[Math] Is the empty set a neighborhood of itself

elementary-set-theorygeneral-topology

My topology textbook (Lee, Introduction to Manifolds) says

a $\textbf{neighborhood}$ of $p$ is just an open
subset of $X$ containing $p$. More generally, if $K\subseteq X$, a neighborhood of the subset $K$ is an open subset containing $K$. (In some books, the word “neighborhood” is used in the more general sense of a subset containing an open subset containing $p$ or $K$; but for us neighborhoods are always open subsets.)

The empty set is an open subset of every topology, by definition. The empty set also "contains" itself, in the sense that $\emptyset\subseteq\emptyset$. Since it meets these two conditions, is it not a neighborhood of itself?

The answer to this related question states

The empty set ∅ is not a neighborhood of any point $x∈X$, because as you correctly observed, there are no elements of ∅.

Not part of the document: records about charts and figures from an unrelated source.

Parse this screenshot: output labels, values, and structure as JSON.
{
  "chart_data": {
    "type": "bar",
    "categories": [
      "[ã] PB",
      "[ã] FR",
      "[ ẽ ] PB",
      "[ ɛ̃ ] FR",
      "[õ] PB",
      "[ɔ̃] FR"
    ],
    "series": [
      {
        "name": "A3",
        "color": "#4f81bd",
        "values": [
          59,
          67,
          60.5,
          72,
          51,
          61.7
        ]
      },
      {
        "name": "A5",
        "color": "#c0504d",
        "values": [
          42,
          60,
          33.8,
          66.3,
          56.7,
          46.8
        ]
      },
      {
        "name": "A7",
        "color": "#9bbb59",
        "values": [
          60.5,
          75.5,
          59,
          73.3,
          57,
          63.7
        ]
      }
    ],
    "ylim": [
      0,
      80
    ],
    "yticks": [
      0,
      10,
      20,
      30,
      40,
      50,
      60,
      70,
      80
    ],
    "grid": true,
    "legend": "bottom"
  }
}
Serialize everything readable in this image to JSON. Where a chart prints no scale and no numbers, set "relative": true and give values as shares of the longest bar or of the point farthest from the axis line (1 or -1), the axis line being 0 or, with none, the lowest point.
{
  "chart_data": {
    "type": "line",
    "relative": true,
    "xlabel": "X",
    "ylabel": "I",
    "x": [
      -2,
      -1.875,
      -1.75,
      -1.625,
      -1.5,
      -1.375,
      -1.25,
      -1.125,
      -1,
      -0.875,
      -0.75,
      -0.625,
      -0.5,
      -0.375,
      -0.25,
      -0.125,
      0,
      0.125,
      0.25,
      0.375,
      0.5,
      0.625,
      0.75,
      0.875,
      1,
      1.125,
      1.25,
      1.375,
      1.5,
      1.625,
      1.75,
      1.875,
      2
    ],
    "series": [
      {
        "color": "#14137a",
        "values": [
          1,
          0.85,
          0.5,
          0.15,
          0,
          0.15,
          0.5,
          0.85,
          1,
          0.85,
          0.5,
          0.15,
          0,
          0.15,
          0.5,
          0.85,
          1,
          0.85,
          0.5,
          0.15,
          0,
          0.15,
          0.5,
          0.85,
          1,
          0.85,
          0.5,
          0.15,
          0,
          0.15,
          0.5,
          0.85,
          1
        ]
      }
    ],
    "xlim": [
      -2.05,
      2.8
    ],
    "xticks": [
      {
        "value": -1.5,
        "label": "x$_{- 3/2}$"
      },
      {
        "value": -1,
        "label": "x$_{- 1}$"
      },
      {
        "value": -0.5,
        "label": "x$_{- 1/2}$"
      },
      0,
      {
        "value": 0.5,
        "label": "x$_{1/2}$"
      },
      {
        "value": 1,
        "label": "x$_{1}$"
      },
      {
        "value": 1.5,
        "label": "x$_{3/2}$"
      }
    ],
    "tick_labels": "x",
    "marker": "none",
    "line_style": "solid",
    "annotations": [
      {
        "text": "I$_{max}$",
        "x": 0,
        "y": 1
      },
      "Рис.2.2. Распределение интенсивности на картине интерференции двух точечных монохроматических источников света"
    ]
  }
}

However, nowhere in this definition are sets with no elements explicitly excluded from consideration for being neighborhoods.

Best Answer

Sure, and it matches with the idea that $\varnothing$ is a neighborhood of each of its elements (although there are no points it is a neighborhood of), because there aren't any elements not to be a neighborhood of. Every set is a neighborhood of the empty set in the sense defined there.